Геля пожала плечами:

– В чардействах ваших понимаю не особо, но уверена, что мы что-нибудь придумаем. Кстати, Серафима Карповна, я и не знала, что ты себе дома в столице покупаешь.

– Не дома, а дом. – От меня шел пар, и я помахала руками, его разгоняя. – Я сюрприз тебе сделать хотела, что соседками станем, потому и не рассказывала.

Мы оставили Маняшу и спустились на первый этаж, в столовую, где Марты уже накрыли стол, на котором пыхтел самовар в унисон с пыхтением жующего Гавра.

– Присаживайтесь, – кивнул Семен Аристархович, избавившийся от железных вериг и меховых одежд, по крайней мере, по пояс.

Теперь выглядел он неким мифическим получеловеком, шерстистым снизу, а сверху облаченным в мешковатую грязную сорочку.

Я присела, повернула веточку самовара, принялась на правах хозяйки разливать чай. На белой скатерти красиво смотрелись плошки с разноцветным вареньем и аршинное блюдо, полное ватрушек.

Геля ахнула, Зорин вздохнул и отобрал у меня чашку, кипяток из которой, оказывается, лился мне на пальцы. Я посмотрела на свою руку, на Ивана, всхлипнула, но слезы сдержала.

– Закуска! – сказал Мамаев умильно и стал закусывать. – Если кому-то вдруг любопытно, то я жив, здоров и готов к драке.

Девица Фюллиг пододвинула к руке Эльдара вазочку с вареньем и попыталась исчезнуть за моей спиной.

– Ведьма? – спросила я строго, обернулась, обжигая взглядом Марту Царт. – Обе ведьмы? А кто мне божился, что нет, кто тела свои для осмотра предлагал?

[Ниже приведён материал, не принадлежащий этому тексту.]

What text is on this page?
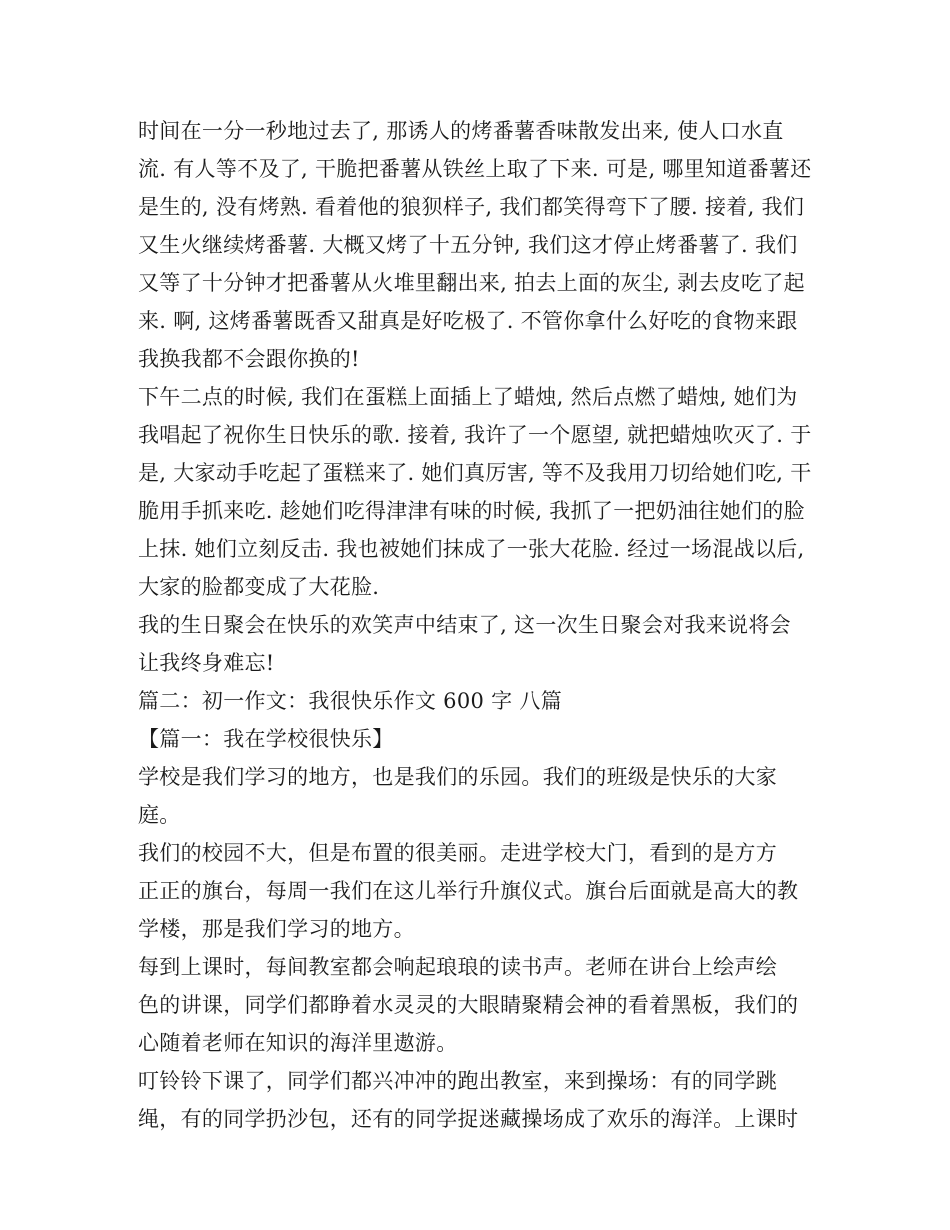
时间在一分一秒地过去了, 那诱人的烤番薯香味散发出来, 使人口水直
流. 有人等不及了, 干脆把番薯从铁丝上取了下来. 可是, 哪里知道番薯还
是生的, 没有烤熟. 看着他的狼狈样子, 我们都笑得弯下了腰. 接着, 我们
又生火继续烤番薯. 大概又烤了十五分钟, 我们这才停止烤番薯了. 我们
又等了十分钟才把番薯从火堆里翻出来, 拍去上面的灰尘, 剥去皮吃了起
来. 啊, 这烤番薯既香又甜真是好吃极了. 不管你拿什么好吃的食物来跟
我换我都不会跟你换的!
下午二点的时候, 我们在蛋糕上面插上了蜡烛, 然后点燃了蜡烛, 她们为
我唱起了祝你生日快乐的歌. 接着, 我许了一个愿望, 就把蜡烛吹灭了. 于
是, 大家动手吃起了蛋糕来了. 她们真厉害, 等不及我用刀切给她们吃, 干
脆用手抓来吃. 趁她们吃得津津有味的时候, 我抓了一把奶油往她们的脸
上抹. 她们立刻反击. 我也被她们抹成了一张大花脸. 经过一场混战以后,
大家的脸都变成了大花脸.
我的生日聚会在快乐的欢笑声中结束了, 这一次生日聚会对我来说将会
让我终身难忘!
篇二：初一作文：我很快乐作文 600 字 八篇
【篇一：我在学校很快乐】
学校是我们学习的地方，也是我们的乐园。我们的班级是快乐的大家
庭。
我们的校园不大，但是布置的很美丽。走进学校大门，看到的是方方
正正的旗台，每周一我们在这儿举行升旗仪式。旗台后面就是高大的教
学楼，那是我们学习的地方。
每到上课时，每间教室都会响起琅琅的读书声。老师在讲台上绘声绘
色的讲课，同学们都睁着水灵灵的大眼睛聚精会神的看着黑板，我们的
心随着老师在知识的海洋里遨游。
叮铃铃下课了，同学们都兴冲冲的跑出教室，来到操场：有的同学跳
绳，有的同学扔沙包，还有的同学捉迷藏操场成了欢乐的海洋。上课时
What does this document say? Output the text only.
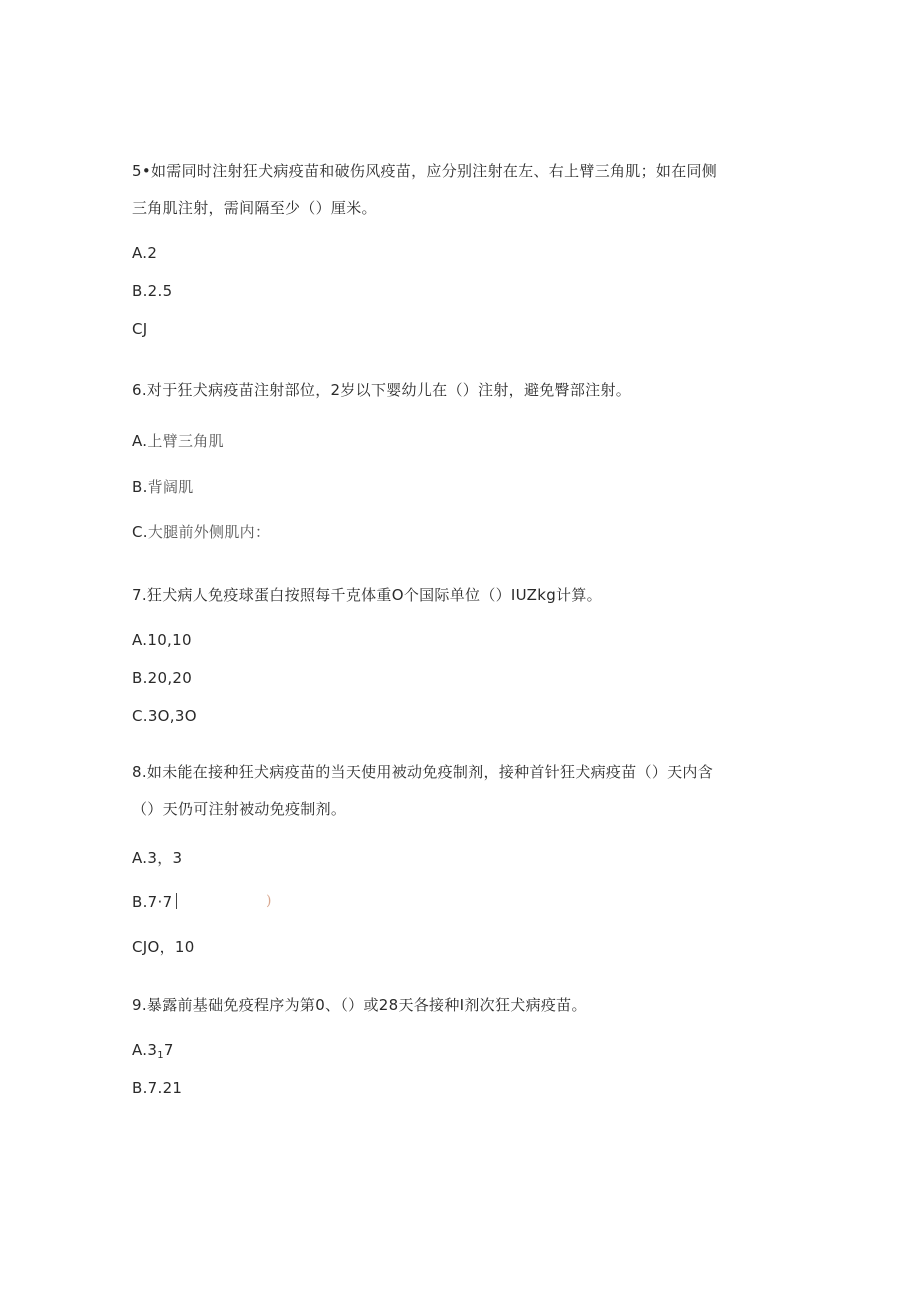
5•如需同时注射狂犬病疫苗和破伤风疫苗，应分别注射在左、右上臂三角肌；如在同侧
三角肌注射，需间隔至少（）厘米。
A.2
B.2.5
CJ
6.对于狂犬病疫苗注射部位，2岁以下婴幼儿在（）注射，避免臀部注射。
A.上臂三角肌
B.背阔肌
C.大腿前外侧肌内：
7.狂犬病人免疫球蛋白按照每千克体重O个国际单位（）IUZkg计算。
A.10,10
B.20,20
C.3O,3O
8.如未能在接种狂犬病疫苗的当天使用被动免疫制剂，接种首针狂犬病疫苗（）天内含
（）天仍可注射被动免疫制剂。
A.3，3
B.7·7	)
CJO，10
9.暴露前基础免疫程序为第0、（）或28天各接种I剂次狂犬病疫苗。
$A.3_17$
B.7.21
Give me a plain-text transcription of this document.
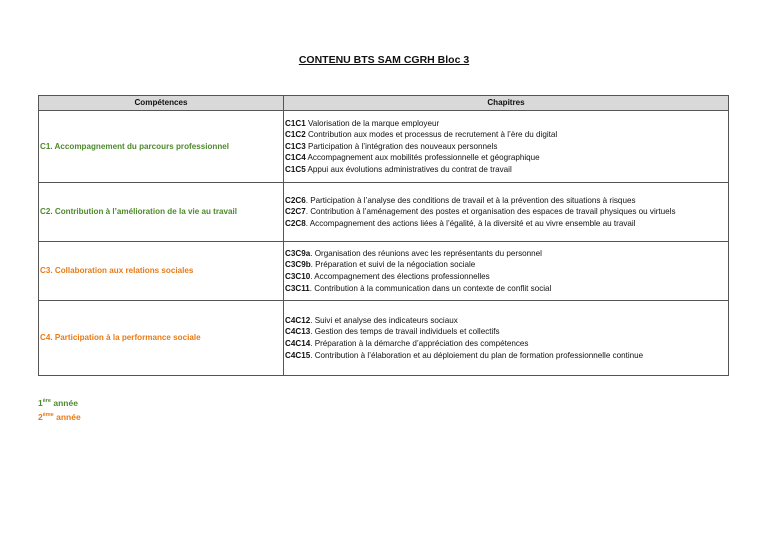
CONTENU BTS SAM CGRH Bloc 3
Compétences	Chapitres
C1. Accompagnement du parcours professionnel	C1C1 Valorisation de la marque employeur
C1C2 Contribution aux modes et processus de recrutement à l’ère du digital
C1C3 Participation à l’intégration des nouveaux personnels
C1C4 Accompagnement aux mobilités professionnelle et géographique
C1C5 Appui aux évolutions administratives du contrat de travail

C2. Contribution à l’amélioration de la vie au travail	C2C6. Participation à l’analyse des conditions de travail et à la prévention des situations à risques
C2C7. Contribution à l’aménagement des postes et organisation des espaces de travail physiques ou virtuels
C2C8. Accompagnement des actions liées à l’égalité, à la diversité et au vivre ensemble au travail

C3. Collaboration aux relations sociales	C3C9a. Organisation des réunions avec les représentants du personnel
C3C9b. Préparation et suivi de la négociation sociale
C3C10. Accompagnement des élections professionnelles
C3C11. Contribution à la communication dans un contexte de conflit social

C4. Participation à la performance sociale	C4C12. Suivi et analyse des indicateurs sociaux
C4C13. Gestion des temps de travail individuels et collectifs
C4C14. Préparation à la démarche d’appréciation des compétences
C4C15. Contribution à l’élaboration et au déploiement du plan de formation professionnelle continue
1ère année
2ème année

Горничные потупились смущенно.

– Серафима, – сказала Геля, махнув рукой, – посчитай, что удача их при тебе нахождения вранье перекрывает, и прости.

Крестовский кашлянул, собираясь что-то изречь, но я не дала. Это мой дом, я здесь хозяйка, и мне здесь председательствовать.

– Евангелина Романовна, – проговорила я с нажимом. – Для начала мне хотелось бы узнать обо всем, что происходило с того момента, как мы с тобой у Бобыниных расстались.

И лишь потом со значением посмотрела на Семена Аристарховича. Рыжий чародей откинулся в кресле и скрестил на груди руки, но Геле кивнул начальственно, излагай-де.

Она изложила, толково, по пунктам. Когда пункте на восьмом в рассказе возникла Лариса Павловна Шароклякина, я сжала ладонями гудящую голову. Слишком много всего на меня навалилось.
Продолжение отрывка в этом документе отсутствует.